Had to go track down the thing I wrote when our last CEO left.
This was YET another all staff meeting. CEO and HR had decided that they were mandatory and would take roll.
After the first on the agenda talked on and on, the CEO was next to speak. Normally when he gets up, it is about budgets or some other items that he feels the need to start with at the beginning of time to present. Usually with the same slide shows. The Good News is that you can fill up your office bingo card(TM)
with his talks.
He stood up and started by saying that he had been to the board meeting last weekend and the early part of this week (well, yes we all knew that) and that at the meeting he had given them his resignation. EVERY JAW DROPPED. It isn't that he is well-loved, but none of us thought that he would leave voluntarily. And perhaps he didn't choose to leave voluntarily, but still.
This had been awful time at the office under his reign. And yes, he created a much better packet of benefits for us. But overall, within the 6 years that he was at our office it was constant stress and just an unhappy place to work. There are things that you can control and things that you can't control while working or running a company. Most of the things that were issues were actually of his makings.
*When CEO started, he brought in not only 4 VPs and some associate VPs but also some other cronies for the IT area. One of the new IT guys acted like if you didn't have a degree in computer sciences, you were hopeless. He was a bully in general. And frequently spoke in a condsending tone to people he thought were stupid (most everyone). He also threw people under the bus for mistakes he made. (Never got repremanded even when there was evidence he lied. Boss' pet) Mean IT guy left the company after 2-3 years complaining about working for dumb hicks. Then was confused with (the new) HR wouldn't hire him back.
Back to the CEO.
* About 2 year into his reign, he fired a dozen full time people and three part time folks with a Reduction In Force that he didn't even talk to the board or the VPs of departments. Just people he felt were extra. Most were admin level and a few mid-level directors or managers. The rest of the time he was here, you never knew if you would have a job at the end of the day or not.
* He made a big deal about keeping jobs "in-house" (it was the base to why he had doubled the IT dept). Yet shortly after the CEO's hired the business manager, our in-house warehouse (housed all our print materials) was moved out of state.
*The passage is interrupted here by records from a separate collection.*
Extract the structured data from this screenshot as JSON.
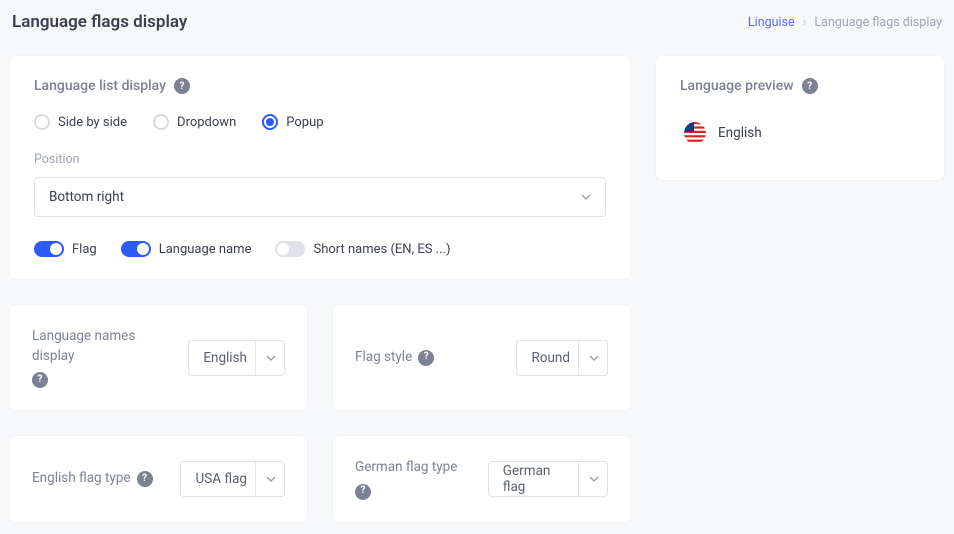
{
  "header": {
    "title": "Language flags display",
    "breadcrumb": {
      "link": "Linguise",
      "current": "Language flags display"
    }
  },
  "main": {
    "list_display": {
      "title": "Language list display",
      "options": {
        "side_by_side": "Side by side",
        "dropdown": "Dropdown",
        "popup": "Popup"
      },
      "selected": "popup",
      "position_label": "Position",
      "position_value": "Bottom right",
      "toggles": {
        "flag": {
          "label": "Flag",
          "on": true
        },
        "language_name": {
          "label": "Language name",
          "on": true
        },
        "short_names": {
          "label": "Short names (EN, ES ...)",
          "on": false
        }
      }
    },
    "names_display": {
      "label": "Language names display",
      "value": "English"
    },
    "flag_style": {
      "label": "Flag style",
      "value": "Round"
    },
    "english_flag_type": {
      "label": "English flag type",
      "value": "USA flag"
    },
    "german_flag_type": {
      "label": "German flag type",
      "value": "German flag"
    }
  },
  "preview": {
    "title": "Language preview",
    "language": "English"
  }
}
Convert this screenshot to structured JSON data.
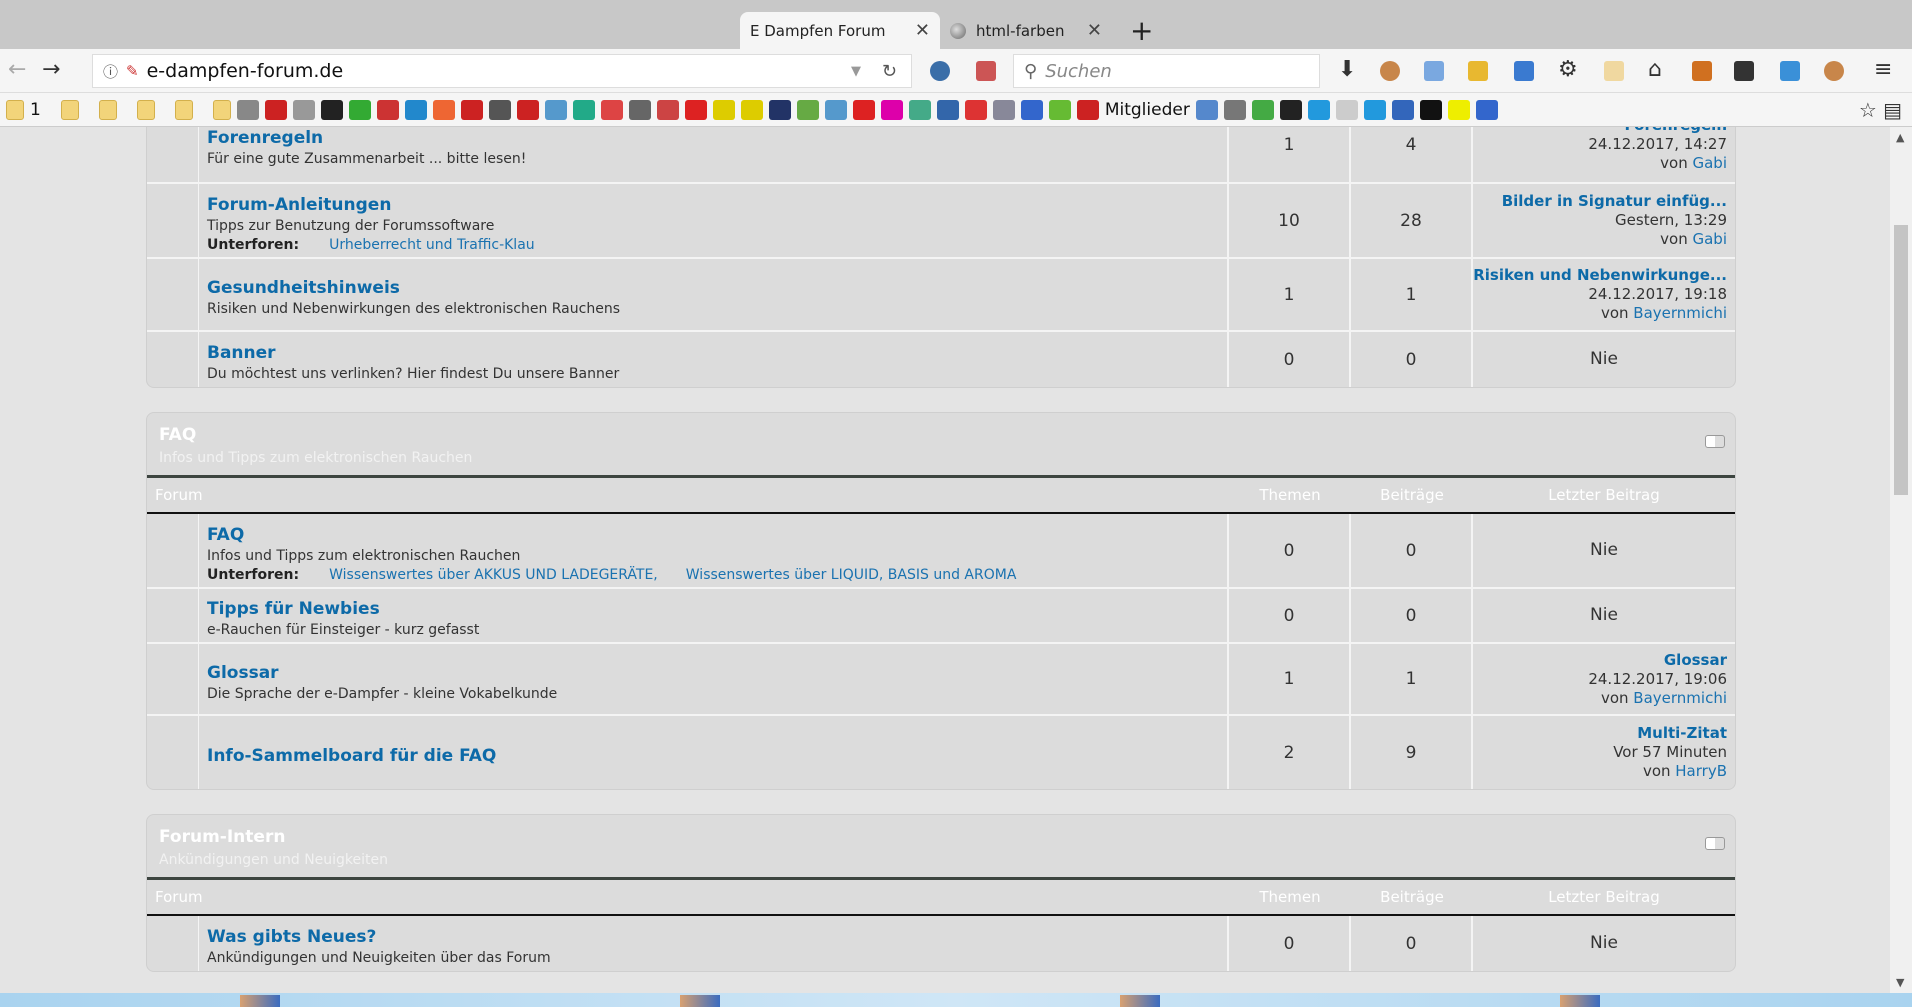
{
  "browser": {
    "tabs": [
      {
        "title": "E Dampfen Forum",
        "active": true
      },
      {
        "title": "html-farben",
        "active": false
      }
    ],
    "url": "e-dampfen-forum.de",
    "search_placeholder": "Suchen",
    "bookmarks": {
      "first_folder_label": "1",
      "members_label": "Mitglieder"
    }
  },
  "sections": [
    {
      "title": "",
      "description": "",
      "header_visible": false,
      "forums": [
        {
          "name": "Forenregeln",
          "description": "Für eine gute Zusammenarbeit ... bitte lesen!",
          "topics": "1",
          "posts": "4",
          "last_post": {
            "title": "Forenregeln",
            "time": "24.12.2017, 14:27",
            "by": "von",
            "author": "Gabi"
          }
        },
        {
          "name": "Forum-Anleitungen",
          "description": "Tipps zur Benutzung der Forumssoftware",
          "subforums_label": "Unterforen:",
          "subforums": [
            "Urheberrecht und Traffic-Klau"
          ],
          "topics": "10",
          "posts": "28",
          "last_post": {
            "title": "Bilder in Signatur einfüg...",
            "time": "Gestern, 13:29",
            "by": "von",
            "author": "Gabi"
          }
        },
        {
          "name": "Gesundheitshinweis",
          "description": "Risiken und Nebenwirkungen des elektronischen Rauchens",
          "topics": "1",
          "posts": "1",
          "last_post": {
            "title": "Risiken und Nebenwirkunge...",
            "time": "24.12.2017, 19:18",
            "by": "von",
            "author": "Bayernmichi"
          }
        },
        {
          "name": "Banner",
          "description": "Du möchtest uns verlinken? Hier findest Du unsere Banner",
          "topics": "0",
          "posts": "0",
          "never": "Nie"
        }
      ]
    },
    {
      "title": "FAQ",
      "description": "Infos und Tipps zum elektronischen Rauchen",
      "header_visible": true,
      "columns": {
        "forum": "Forum",
        "topics": "Themen",
        "posts": "Beiträge",
        "last": "Letzter Beitrag"
      },
      "forums": [
        {
          "name": "FAQ",
          "description": "Infos und Tipps zum elektronischen Rauchen",
          "subforums_label": "Unterforen:",
          "subforums": [
            "Wissenswertes über AKKUS UND LADEGERÄTE,",
            "Wissenswertes über LIQUID, BASIS und AROMA"
          ],
          "topics": "0",
          "posts": "0",
          "never": "Nie"
        },
        {
          "name": "Tipps für Newbies",
          "description": "e-Rauchen für Einsteiger - kurz gefasst",
          "topics": "0",
          "posts": "0",
          "never": "Nie"
        },
        {
          "name": "Glossar",
          "description": "Die Sprache der e-Dampfer - kleine Vokabelkunde",
          "topics": "1",
          "posts": "1",
          "last_post": {
            "title": "Glossar",
            "time": "24.12.2017, 19:06",
            "by": "von",
            "author": "Bayernmichi"
          }
        },
        {
          "name": "Info-Sammelboard für die FAQ",
          "description": "",
          "topics": "2",
          "posts": "9",
          "last_post": {
            "title": "Multi-Zitat",
            "time": "Vor 57 Minuten",
            "by": "von",
            "author": "HarryB"
          }
        }
      ]
    },
    {
      "title": "Forum-Intern",
      "description": "Ankündigungen und Neuigkeiten",
      "header_visible": true,
      "columns": {
        "forum": "Forum",
        "topics": "Themen",
        "posts": "Beiträge",
        "last": "Letzter Beitrag"
      },
      "forums": [
        {
          "name": "Was gibts Neues?",
          "description": "Ankündigungen und Neuigkeiten über das Forum",
          "topics": "0",
          "posts": "0",
          "never": "Nie"
        }
      ]
    }
  ],
  "colors": {
    "link": "#0d6aa8",
    "box_bg": "#dcdcdc",
    "header_line": "#3d4540"
  }
}
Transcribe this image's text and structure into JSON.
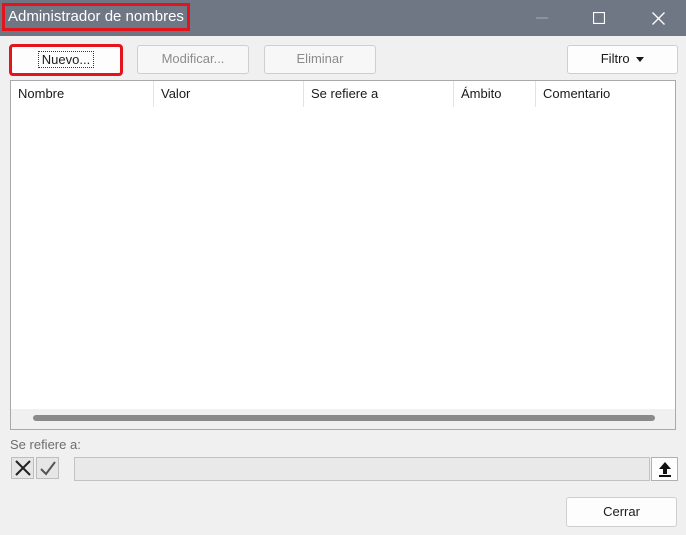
{
  "window": {
    "title": "Administrador de nombres",
    "controls": [
      "minimize-icon",
      "maximize-icon",
      "close-icon"
    ],
    "title_bar_color": "#6f7785",
    "highlight_color": "#e3141b"
  },
  "toolbar": {
    "new_label": "Nuevo...",
    "edit_label": "Modificar...",
    "delete_label": "Eliminar",
    "filter_label": "Filtro",
    "filter_icon": "caret-down-icon"
  },
  "table": {
    "columns": [
      "Nombre",
      "Valor",
      "Se refiere a",
      "Ámbito",
      "Comentario"
    ],
    "rows": []
  },
  "refers_to": {
    "label": "Se refiere a:",
    "cancel_icon": "x-icon",
    "confirm_icon": "check-icon",
    "value": "",
    "collapse_icon": "upload-arrow-icon"
  },
  "footer": {
    "close_label": "Cerrar"
  }
}
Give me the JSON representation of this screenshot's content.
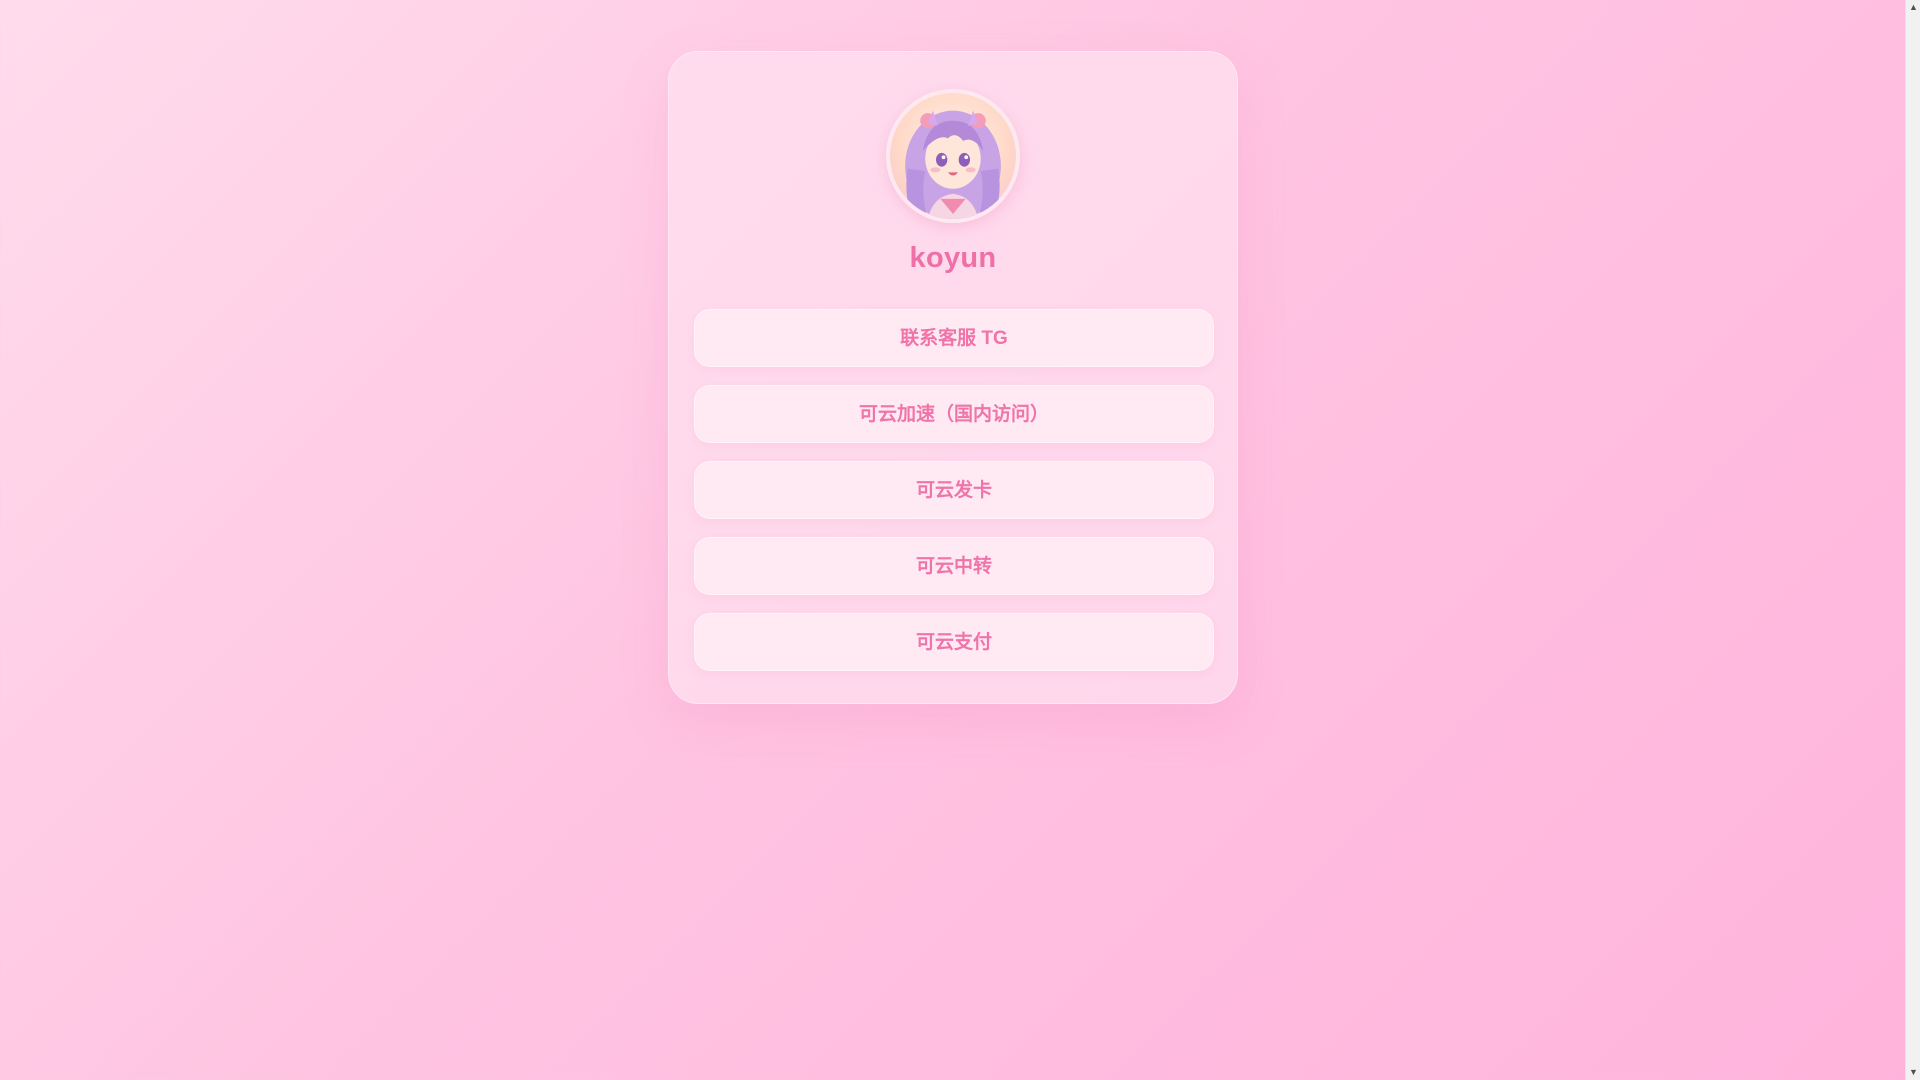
{
  "profile": {
    "username": "koyun"
  },
  "links": [
    {
      "label": "联系客服 TG"
    },
    {
      "label": "可云加速（国内访问）"
    },
    {
      "label": "可云发卡"
    },
    {
      "label": "可云中转"
    },
    {
      "label": "可云支付"
    }
  ],
  "icons": {
    "avatar": "anime-girl-avatar",
    "scroll_up": "chevron-up-icon",
    "scroll_down": "chevron-down-icon"
  },
  "colors": {
    "accent": "#ef6fa6",
    "background_start": "#ffdcec",
    "background_end": "#ffb3dc"
  }
}
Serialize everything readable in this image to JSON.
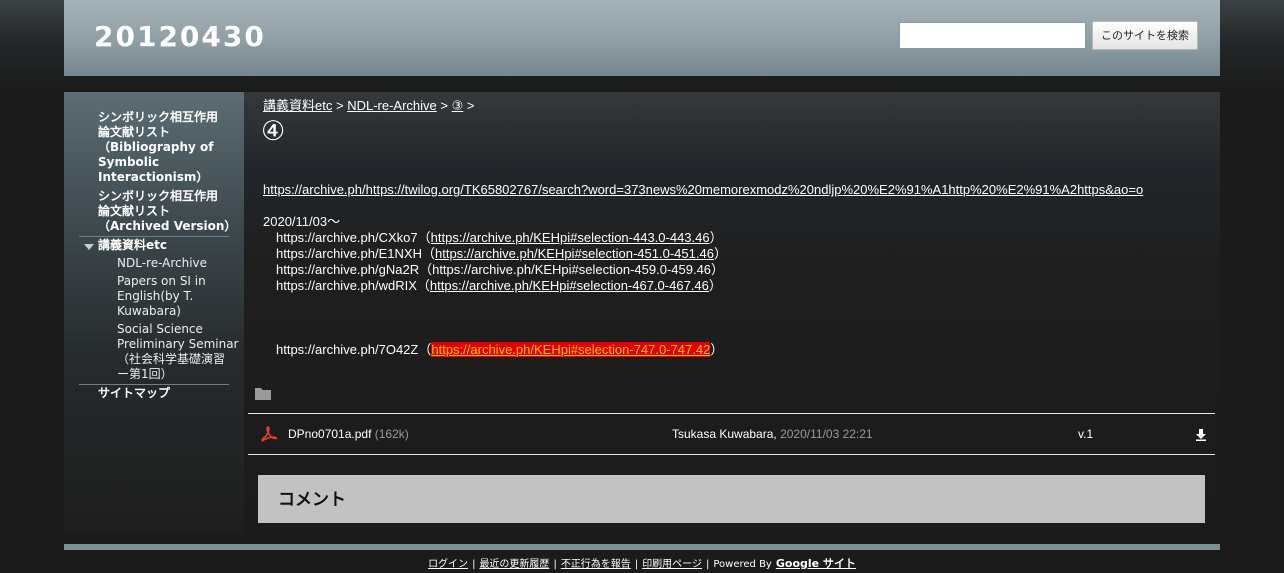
{
  "header": {
    "site_title": "20120430",
    "search_placeholder": "",
    "search_button": "このサイトを検索"
  },
  "sidebar": {
    "items": [
      {
        "label": "シンボリック相互作用論文献リスト（Bibliography of Symbolic Interactionism）"
      },
      {
        "label": "シンボリック相互作用論文献リスト（Archived Version）"
      },
      {
        "label": "講義資料etc",
        "expanded": true,
        "children": [
          {
            "label": "NDL-re-Archive"
          },
          {
            "label": "Papers on SI in English(by T. Kuwabara)"
          },
          {
            "label": "Social Science Preliminary Seminar（社会科学基礎演習ー第1回）"
          }
        ]
      },
      {
        "label": "サイトマップ"
      }
    ],
    "item0_lines": [
      "シンボリック相互作用",
      "論文献リスト",
      "（Bibliography of",
      "Symbolic",
      "Interactionism）"
    ],
    "item1_lines": [
      "シンボリック相互作用",
      "論文献リスト",
      "（Archived Version）"
    ],
    "child1_lines": [
      "Papers on SI in",
      "English(by T.",
      "Kuwabara)"
    ],
    "child2_lines": [
      "Social Science",
      "Preliminary Seminar",
      "（社会科学基礎演習",
      "ー第1回）"
    ]
  },
  "breadcrumb": {
    "items": [
      "講義資料etc",
      "NDL-re-Archive",
      "③"
    ],
    "separator": ">"
  },
  "page_title": "④",
  "main": {
    "top_link": "https://archive.ph/https://twilog.org/TK65802767/search?word=373news%20memorexmodz%20ndljp%20%E2%91%A1http%20%E2%91%A2https&ao=o",
    "date_line": "2020/11/03～",
    "entries": [
      {
        "archive": "https://archive.ph/CXko7",
        "link": "https://archive.ph/KEHpi#selection-443.0-443.46",
        "link_underlined": true
      },
      {
        "archive": "https://archive.ph/E1NXH",
        "link": "https://archive.ph/KEHpi#selection-451.0-451.46",
        "link_underlined": true
      },
      {
        "archive": "https://archive.ph/gNa2R",
        "link": "https://archive.ph/KEHpi#selection-459.0-459.46",
        "link_underlined": false
      },
      {
        "archive": "https://archive.ph/wdRIX",
        "link": "https://archive.ph/KEHpi#selection-467.0-467.46",
        "link_underlined": true
      }
    ],
    "highlight_entry": {
      "archive": "https://archive.ph/7O42Z",
      "link": "https://archive.ph/KEHpi#selection-747.0-747.42"
    },
    "paren_open": "（",
    "paren_close": "）"
  },
  "attachment": {
    "file_name": "DPno0701a.pdf",
    "file_size": "(162k)",
    "author": "Tsukasa Kuwabara,",
    "timestamp": "2020/11/03 22:21",
    "version": "v.1",
    "icons": [
      "folder-icon",
      "pdf-icon",
      "download-icon"
    ]
  },
  "comments": {
    "title": "コメント"
  },
  "footer": {
    "links": [
      "ログイン",
      "最近の更新履歴",
      "不正行為を報告",
      "印刷用ページ"
    ],
    "powered_by": "Powered By",
    "google_sites": "Google サイト"
  },
  "colors": {
    "header_bg": "#8f9ea5",
    "highlight_bg": "#e00000",
    "highlight_text": "#ffc400",
    "comment_bg": "#c2c2c2",
    "footer_bar": "#7d8e96"
  }
}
The reason was that they did our special order clothes and trinkets. (our brochures and printed materials are the bulk our materials.)
* When he started, he made a Huge
deal about having an open door policy if you had problems. Shortly after that comment, he said that he didn't want you to come in to him with problems if you didn't have a solution for the problem to present to him.
* Without Board approval, CEO got rid of my department's VP (very popular VP with the board) and quickly hired a friend of his who had no background in our industry. And worse yet. Refused to bother to learn. Instead of trying to learn, she would sit in meetings for less than a quarter of the time and wander off.
* What seemed to be the final blow, the CEO (without Board approval - see a pattern?) tried to move our office to a space about half the size, horrible floor plan, and in a terribly inconvient part of town. Not bad neighborhood, but in an industrial area that was awkard to get to.
And because there were only 6 office spaces, everyone would basically be sitting in a cube maze. Not cool when the 8 department VPs and assistant VPs and all management team members were use to their own offices. (Basically everyone above admin staff level has a office, though a couple don't have doors. Admin staff have areas in their team's hallway.) Plus no space for the art department or shipping area.
He created an atmosphere of conflict where conflict wasn't, since it made "you think clearer and be more of a team".
When he announced his plans to leave, there was an audible sigh of relief in the room.